WINNING BY A ‘SHORT WHISKER’: MELBOURNE 1956
The Indian dominance was to continue in Melbourne where India was to win its sixth consecutive gold medal. But already those in charge of Indian hockey were worried about the warning signs that emerged in the Games. As Pankaj Gupta noted soon after the win:
Yes, India maintained her supremacy in world hockey at Melbourne by a short whisker and this, I say, must make us pause. We can no longer take anything for granted. The standard of world hockey has improved and other nations like Holland, England, Germany and Pakistan have caught up with India in technique as well as in standard.
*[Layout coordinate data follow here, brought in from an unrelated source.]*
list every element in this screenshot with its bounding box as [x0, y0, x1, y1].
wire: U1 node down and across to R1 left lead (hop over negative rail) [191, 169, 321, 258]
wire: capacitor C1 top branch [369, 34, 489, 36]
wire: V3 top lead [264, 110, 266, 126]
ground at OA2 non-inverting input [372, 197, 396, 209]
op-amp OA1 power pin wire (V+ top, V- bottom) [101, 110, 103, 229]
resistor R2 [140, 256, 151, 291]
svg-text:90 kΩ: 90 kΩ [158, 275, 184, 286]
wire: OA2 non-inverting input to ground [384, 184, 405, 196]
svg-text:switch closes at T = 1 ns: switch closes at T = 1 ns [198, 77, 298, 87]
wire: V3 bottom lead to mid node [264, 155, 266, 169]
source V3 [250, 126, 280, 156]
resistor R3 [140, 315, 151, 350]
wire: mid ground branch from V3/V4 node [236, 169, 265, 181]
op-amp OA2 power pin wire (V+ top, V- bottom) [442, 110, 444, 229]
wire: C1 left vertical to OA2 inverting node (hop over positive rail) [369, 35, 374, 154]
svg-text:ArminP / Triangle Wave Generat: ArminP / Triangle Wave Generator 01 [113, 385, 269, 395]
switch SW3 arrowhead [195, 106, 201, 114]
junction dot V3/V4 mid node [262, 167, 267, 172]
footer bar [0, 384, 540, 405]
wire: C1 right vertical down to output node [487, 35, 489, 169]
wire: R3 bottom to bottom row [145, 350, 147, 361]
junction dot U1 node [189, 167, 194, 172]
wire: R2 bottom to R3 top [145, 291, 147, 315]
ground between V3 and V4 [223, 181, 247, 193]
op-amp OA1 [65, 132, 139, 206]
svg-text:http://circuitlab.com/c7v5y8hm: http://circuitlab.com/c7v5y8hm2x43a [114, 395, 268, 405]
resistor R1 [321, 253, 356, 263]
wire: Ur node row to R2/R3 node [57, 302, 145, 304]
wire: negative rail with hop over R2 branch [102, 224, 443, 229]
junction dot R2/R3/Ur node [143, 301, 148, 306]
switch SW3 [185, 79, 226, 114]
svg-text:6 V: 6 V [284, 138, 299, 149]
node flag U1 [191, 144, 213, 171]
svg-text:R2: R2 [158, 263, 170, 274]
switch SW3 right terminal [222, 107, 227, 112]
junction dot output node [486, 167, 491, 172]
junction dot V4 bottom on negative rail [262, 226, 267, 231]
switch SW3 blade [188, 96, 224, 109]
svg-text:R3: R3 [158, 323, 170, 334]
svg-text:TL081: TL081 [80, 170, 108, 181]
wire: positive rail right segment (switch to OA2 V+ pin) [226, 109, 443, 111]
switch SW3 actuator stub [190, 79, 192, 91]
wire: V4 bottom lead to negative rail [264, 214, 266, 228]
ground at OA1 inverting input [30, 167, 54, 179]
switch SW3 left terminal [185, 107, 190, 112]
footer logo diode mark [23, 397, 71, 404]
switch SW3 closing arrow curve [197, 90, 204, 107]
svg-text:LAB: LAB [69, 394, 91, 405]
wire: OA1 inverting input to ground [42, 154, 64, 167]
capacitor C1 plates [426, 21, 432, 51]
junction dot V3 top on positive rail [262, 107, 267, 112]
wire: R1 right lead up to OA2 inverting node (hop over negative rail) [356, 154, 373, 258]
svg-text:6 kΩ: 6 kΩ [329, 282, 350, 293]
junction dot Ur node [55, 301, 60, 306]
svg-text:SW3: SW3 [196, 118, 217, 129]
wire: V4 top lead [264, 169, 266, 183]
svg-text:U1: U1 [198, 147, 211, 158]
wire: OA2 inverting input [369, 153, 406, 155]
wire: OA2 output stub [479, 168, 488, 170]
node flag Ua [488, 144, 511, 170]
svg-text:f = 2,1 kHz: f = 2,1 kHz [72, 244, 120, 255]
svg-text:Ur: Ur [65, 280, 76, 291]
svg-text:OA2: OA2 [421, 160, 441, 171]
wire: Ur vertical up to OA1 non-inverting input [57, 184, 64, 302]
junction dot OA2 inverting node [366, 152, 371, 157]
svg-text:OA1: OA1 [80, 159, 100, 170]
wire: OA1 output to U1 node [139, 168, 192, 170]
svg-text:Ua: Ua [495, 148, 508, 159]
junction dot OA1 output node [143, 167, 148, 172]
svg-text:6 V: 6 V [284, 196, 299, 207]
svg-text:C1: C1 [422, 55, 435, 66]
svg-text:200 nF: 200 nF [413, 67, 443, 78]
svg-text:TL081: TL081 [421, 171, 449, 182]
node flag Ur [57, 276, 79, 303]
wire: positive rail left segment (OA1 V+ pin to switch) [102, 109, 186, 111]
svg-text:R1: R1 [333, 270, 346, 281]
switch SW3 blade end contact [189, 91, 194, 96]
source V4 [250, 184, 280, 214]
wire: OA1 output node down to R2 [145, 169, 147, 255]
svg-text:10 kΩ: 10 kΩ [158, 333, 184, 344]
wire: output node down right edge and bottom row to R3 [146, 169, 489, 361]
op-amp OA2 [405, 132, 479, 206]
Complacency must give way to genuine concern. We have an unparalleled wealth of hockey talent, which I regretfully consider, is not being fully exploited.40
As is evident from the above words, the Indians were aware that Melbourne 1956 was a far tougher assignment compared to Helsinki 1952. This may have prompted them to appoint Balbir Singh Sr, the nation’s leading star, as captain. Under him, now an Olympic veteran and twice gold-medal winner, India started in style, humbling the Afghans 14–0 in their opening engagement at Melbourne Olympic Park. Strangely, even this high margin of victory failed to satisfy the Indian scribes covering the tournament. Following the victory, the Hindu reported, ‘It was one way traffic throughout but if we were represented by our 1932 or 1936 teams, we may have registered a cricket score.’41 This comment also brings to the fore the kind of aura around Dhyan Chand and his teammates and demonstrates the pressure the Indian team was under, to stand up to its glorious past.